Pour prévenir d’éventuelles pannes ou défaillances, “nous faisons de la maintenance conditionnelle, liée à des rondes et des relevés de capteurs, qui nous aident à aider à diagnostiquer. Cela à coût moindre, en changeant les pièces au bon moment, mais en s’obligeant à être rigoureux”. Des actions sont par ailleurs engagées par le Futuroscope en matière de transition énergétique : installation de 500Kw de panneaux photovoltaïques dans les deux ans (en plus des 120Kw déjà existants), passage en Led de l’ensemble des éclairages d’ici à 2023, et baisse de 20% de la consommation d'énergie sur le périmètre du parc d’ici à 2025.
Un plan pluri-annuel de développement
A l’instar de nombreux industriels, les équipes de maintenance n’échappent pas aux tensions sur les matières. “Nous sommes affectés par des délais de livraison de pièces qui ont été un peu plus longs. Nous anticipons beaucoup les projets pour les années suivantes. Nous relançons actuellement des commandes de pièces, mais les délais se sont allongés de douze à vingt semaines sur certaines pièces électroniques et hydrauliques, mais pour l’heure nous avons du stock”, ajoute Vincent Paineau.

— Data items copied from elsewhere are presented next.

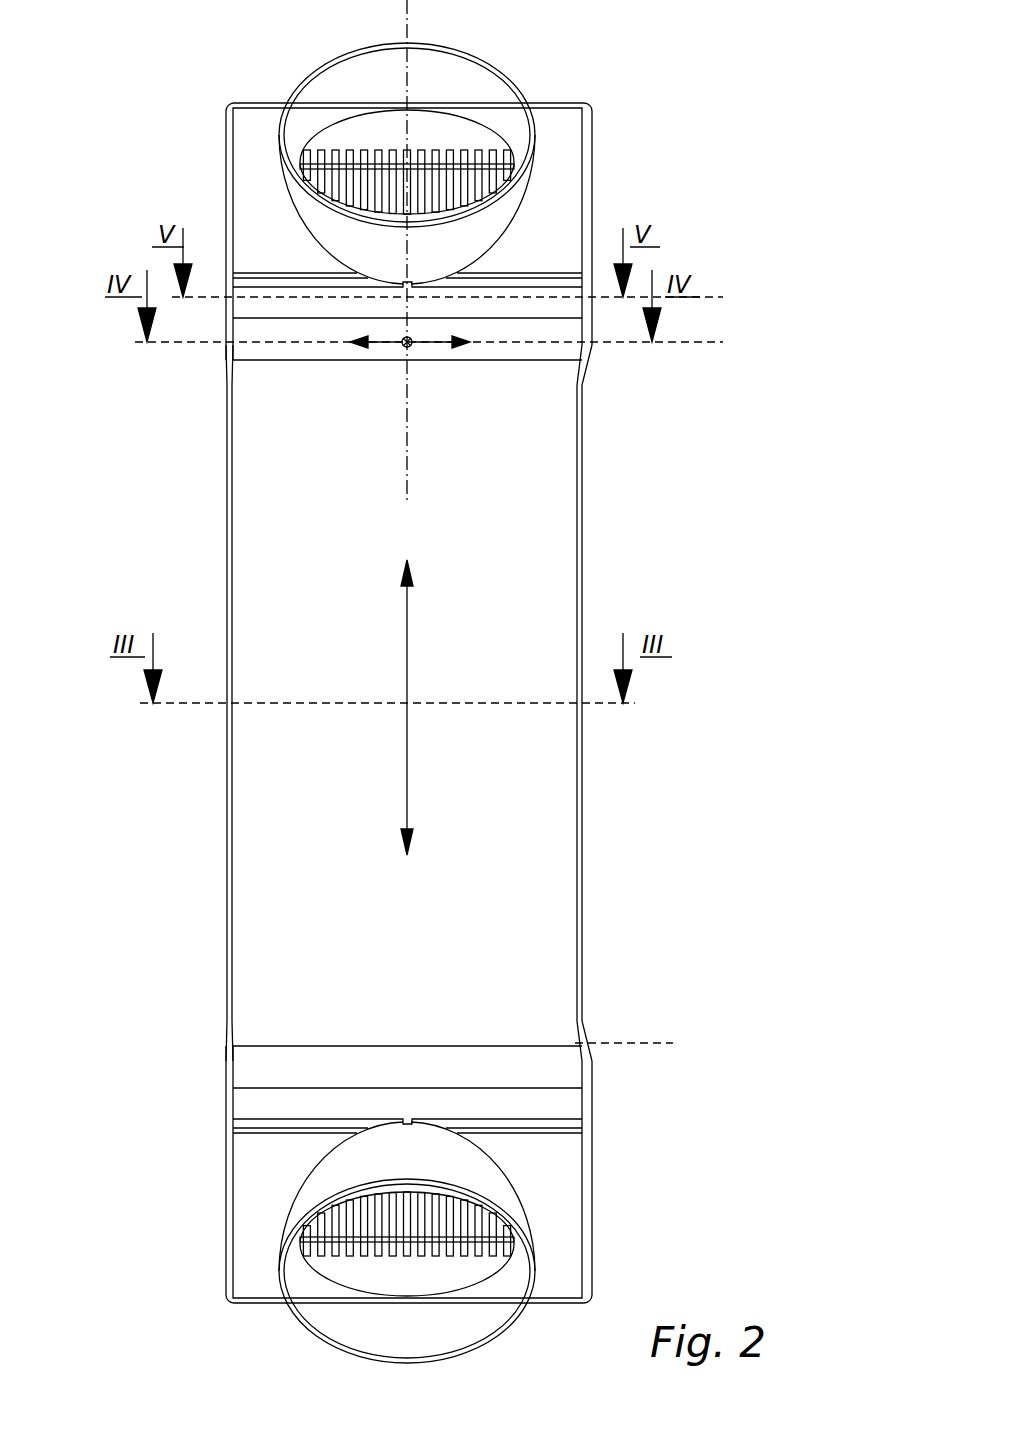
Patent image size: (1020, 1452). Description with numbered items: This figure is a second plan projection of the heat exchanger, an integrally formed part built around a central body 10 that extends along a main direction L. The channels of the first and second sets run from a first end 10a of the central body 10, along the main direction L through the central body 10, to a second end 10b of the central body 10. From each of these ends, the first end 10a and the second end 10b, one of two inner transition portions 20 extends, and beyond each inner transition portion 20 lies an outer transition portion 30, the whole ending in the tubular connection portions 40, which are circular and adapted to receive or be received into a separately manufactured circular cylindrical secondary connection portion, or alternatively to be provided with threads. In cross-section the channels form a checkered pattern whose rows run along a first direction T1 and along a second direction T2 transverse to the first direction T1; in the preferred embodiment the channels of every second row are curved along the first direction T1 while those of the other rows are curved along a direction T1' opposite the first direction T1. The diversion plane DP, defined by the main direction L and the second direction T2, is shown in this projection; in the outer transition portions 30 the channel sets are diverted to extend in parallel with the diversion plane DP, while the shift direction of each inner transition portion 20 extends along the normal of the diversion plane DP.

The central body 10 is at (673, 342).
The first end of the central body 10a is at (548, 360).
The second end of the central body 10b is at (367, 1045).
The inner transition portion 20 is at (727, 297).
The outer transition portion 30 is at (567, 305).
The tubular connection portion 40 is at (487, 63).
The diversion plane DP is at (408, 32).
The main direction L is at (418, 707).
The first direction T1 is at (446, 395).
The direction opposite the first direction T1' is at (362, 395).
The second direction T2 is at (410, 338).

Dans le giron de la Compagnie des Alpes (domaines skiables, Parc Astérix, Walibi, musée Grévin…) depuis 2011, le Futuroscope s’apprête à bénéficier d’un plan d’investissement de 300 millions d’euros sur dix ans, dont les trois-quarts doivent être réalisés d’ici à 2025. 22 hectares sont mobilisés pour ce projet, qui doit, à terme, générer 650 000 visites supplémentaires par an, et 750 emplois directs et indirects. Un parc aquatique est notamment prévu pour 2024.
“En fonction des technologies qui vont entrer, nous cherchons des profils dédiés, notamment avec le projet de parc aquatique, même si nous avons déjà beaucoup d’eau sur le parc. Nous aurons des piscines. Nous formons aussi en interne sur de nouvelles activités”, précise Vincent Paineau. Pour l’heure, un fort recours à l’apprentissage est effectué sur les métiers techniques.